The following sections should be part of your job description outline:
- Snapshot: Provides a quick look at the position
- About Us: Describes your company culture and employment brand
- About You: Paints a picture of your ideal candidate (e.g., required skills and job duties)
- Compensation: Provides an hourly rate or salary range to help job seekers determine whether what you’re paying is in line with what they’re expecting
- How to Apply: Instructions that explain where and how to apply, such as to send an email with their resume or fill out an online application on your careers page
- Disclaimer: A non-discrimination disclaimer that reminds job prospects that your business doesn’t discriminate and is in compliance with federal and state labor laws
Step 2: Start With a Position Overview
At the top of your job description, and specifically in a job ad, you should include an overview of the position. The details you included in the snapshot will be of great help here.
This section may list the following:
- Job Title: The job title used in your HR/payroll system (e.g., Sr. Accounting Associate)
- Job Classification: Clarify whether the job is exempt or nonexempt, as well as if it’s full time or part time (e.g., Full-time Exempt)
- Job Location: Display whether a job is an in-office or remote role (e.g., St. Louis, Missouri)

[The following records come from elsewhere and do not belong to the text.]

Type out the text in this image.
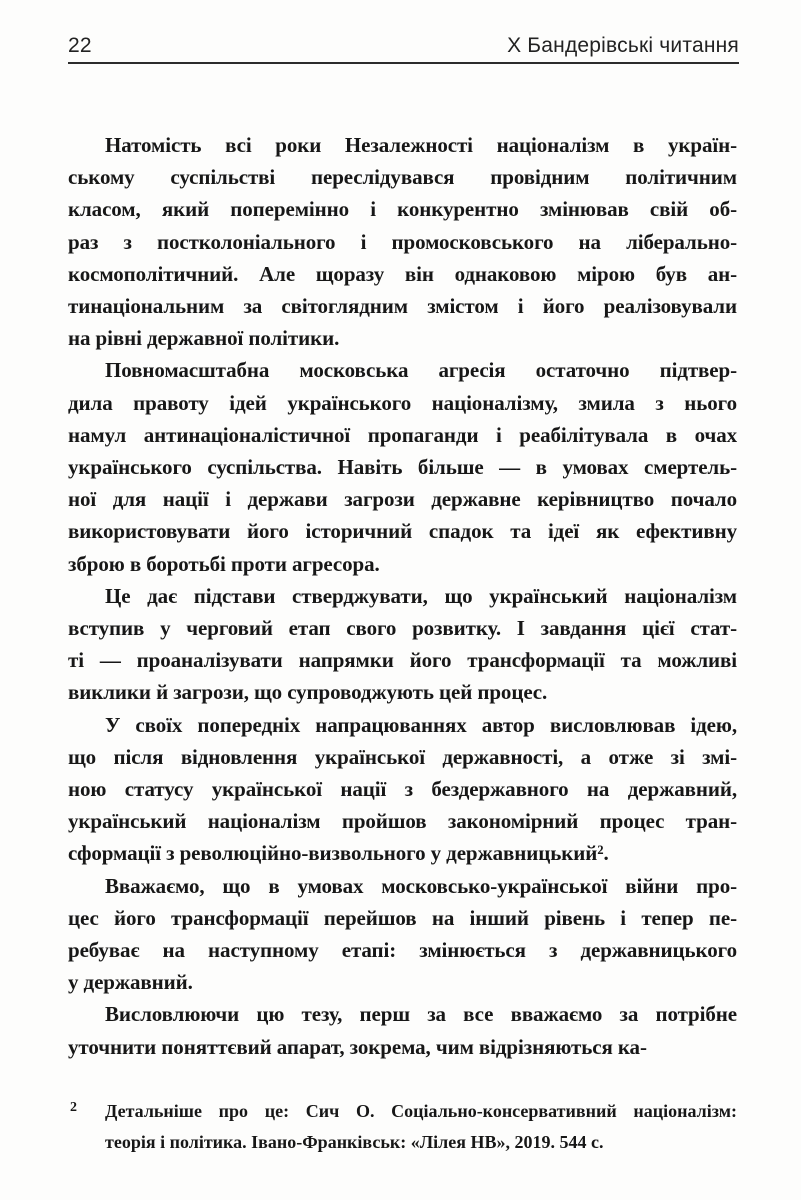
22	Х Бандерівські читання
Натомість всі роки Незалежності націоналізм в україн-
ському суспільстві переслідувався провідним політичним
класом, який поперемінно і конкурентно змінював свій об-
раз з постколоніального і промосковського на ліберально-
космополітичний. Але щоразу він однаковою мірою був ан-
тинаціональним за світоглядним змістом і його реалізовували
на рівні державної політики.
Повномасштабна московська агресія остаточно підтвер-
дила правоту ідей українського націоналізму, змила з нього
намул антинаціоналістичної пропаганди і реабілітувала в очах
українського суспільства. Навіть більше — в умовах смертель-
ної для нації і держави загрози державне керівництво почало
використовувати його історичний спадок та ідеї як ефективну
зброю в боротьбі проти агресора.
Це дає підстави стверджувати, що український націоналізм
вступив у черговий етап свого розвитку. І завдання цієї стат-
ті — проаналізувати напрямки його трансформації та можливі
виклики й загрози, що супроводжують цей процес.
У своїх попередніх напрацюваннях автор висловлював ідею,
що після відновлення української державності, а отже зі змі-
ною статусу української нації з бездержавного на державний,
український націоналізм пройшов закономірний процес тран-
сформації з революційно-визвольного у державницький².
Вважаємо, що в умовах московсько-української війни про-
цес його трансформації перейшов на інший рівень і тепер пе-
ребуває на наступному етапі: змінюється з державницького
у державний.
Висловлюючи цю тезу, перш за все вважаємо за потрібне
уточнити поняттєвий апарат, зокрема, чим відрізняються ка-
2 Детальніше про це: Сич О. Соціально-консервативний націоналізм:
теорія і політика. Івано-Франківськ: «Лілея НВ», 2019. 544 с.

- Compensation: Provide the salary or hourly rate for this position. For salaried positions, it is recommended that you list either the actual compensation for the position or a salary range (e.g., $35,000–$45,000)
- Reports To: List the job title of the direct supervisor and/or their name (e.g., Susan Smith, Finance Manager)
- Potential Hire Date: Notify job seekers when you plan to hire someone to fill this position (e.g., Accepting resumes through Jan. 15, 2022)
Learn more about how to create a job listing on a job board in our article on how to advertise a job.
Step 3: Include Company & Culture Details
The About Us section should clearly and concisely outline what your company does and why someone would want to work there. Remember, a job applicant considering your business is also likely considering some of your competitors—and you’ll want to stand out.
Highlighting your company culture in your job descriptions can influence a job seeker’s decision. In fact, 23% of job seekers rate company values and culture as top influencers for whether or not they will accept a job offer.
Some things you may want to consider including in the About Us section are:
- What your company does and why it matters (your company’s mission and vision statement)
- How many people work at your company
- What your company values are
- What the company culture and teamwork are like
- Any industry accolades or impressive stats relating to growth
This section should be limited to just a few sentences. While job seekers are interested in the type of company they are applying for, most want to get to the meat of the job description, which describes the type of work they will be doing. Consider providing your company URL where job seekers can read more about your business and explore your About Us and Culture sections.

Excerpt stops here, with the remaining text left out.